Indeed, some opponents of the rule have made rather retrograde arguments against it, arguing, for example, that standard scientific practices work well enough as is. “This is not about all of the details that scientists need to scrutinize each other’s work. That information is already widely available, and scientists spend a tremendous amount of time disclosing all of their data and methods to get their work published,” said Gretchen Goldman, research director for the Center for Science and Democracy.
Others have claimed that certain types of research, like studies of the Deepwater Horizon oil spill, simply can’t be reproduced—though as Andrew Gelman pointed out, you don’t need to restage a disaster to make the data from its fallout public, and those analyses could be scrutinized and tried again. Many also cite the cost of making data public, pointing to a Congressional Budget Office report from 2014, which said an open-science rule would add between $10,000 and $30,000 to the ledger for each study used by the EPA (for a total of $250 million per year).
These claims recapitulate some objections academic scientists made in the early days of the reform movement, according to Simine Vazire, co-founder of the Society for the Improvement of Psychological Science. Indeed, the new proposal’s use of replication rhetoric and research, including citations of both Ioannidis and Nosek, has put the open-science movement in a somewhat awkward position. “My summary assessment is that it’s 80 percent great and 20 percent off the rails,” Nosek told me. But if you were going only by the outrage that’s been expressed by environmental scientists and activists, it would be difficult to sort out those proportions.

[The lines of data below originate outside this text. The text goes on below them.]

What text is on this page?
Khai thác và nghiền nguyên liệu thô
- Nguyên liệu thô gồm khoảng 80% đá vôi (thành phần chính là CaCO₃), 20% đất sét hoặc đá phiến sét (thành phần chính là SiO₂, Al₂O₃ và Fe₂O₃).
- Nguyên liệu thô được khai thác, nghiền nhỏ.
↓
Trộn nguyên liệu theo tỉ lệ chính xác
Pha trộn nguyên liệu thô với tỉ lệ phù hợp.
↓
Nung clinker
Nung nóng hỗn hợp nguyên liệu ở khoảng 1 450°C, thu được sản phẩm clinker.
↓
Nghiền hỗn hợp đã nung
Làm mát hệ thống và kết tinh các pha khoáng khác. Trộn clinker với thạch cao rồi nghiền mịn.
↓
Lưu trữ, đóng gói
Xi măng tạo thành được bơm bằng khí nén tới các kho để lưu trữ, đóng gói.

Those who favor open science should also worry over backlash. Even before the EPA went out with its proposal, Vazire had heard nervous chatter that the methodological reform movement would get “weaponized” by right-wing ideologues and used to damage the credibility of science as a whole. Now those predictions have come true. “I think there’s a real danger in overreacting to the [EPA] rule,” she said, even if it does seem poorly designed, hypocritical, or even anti-scientific. “I’m at least as worried that people will react too strongly in the other direction, and say we need to protect our data against people who want to use it to draw conclusions that we don’t like. That makes scientists sound crazy.”

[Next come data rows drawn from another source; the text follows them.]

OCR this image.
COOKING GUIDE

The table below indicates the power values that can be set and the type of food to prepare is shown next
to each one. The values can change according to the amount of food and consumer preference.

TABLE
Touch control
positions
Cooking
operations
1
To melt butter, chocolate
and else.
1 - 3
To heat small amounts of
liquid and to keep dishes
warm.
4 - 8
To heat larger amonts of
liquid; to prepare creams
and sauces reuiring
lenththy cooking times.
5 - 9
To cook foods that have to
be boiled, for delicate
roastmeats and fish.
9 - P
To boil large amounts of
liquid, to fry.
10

Put another way, it may seem as though scientists’ debates about the practice of their research (and its many flaws) do more harm than good when aired in public. But if these conversations were carried out with more transparency—if science weren’t quite so vain about its blunders to begin with and so overconfident in its self-governance—then perhaps the right-wing rhetoric that swirled around this new proposal, with its talk of “secret science” and “hidden agendas,” wouldn’t be so potent to begin with.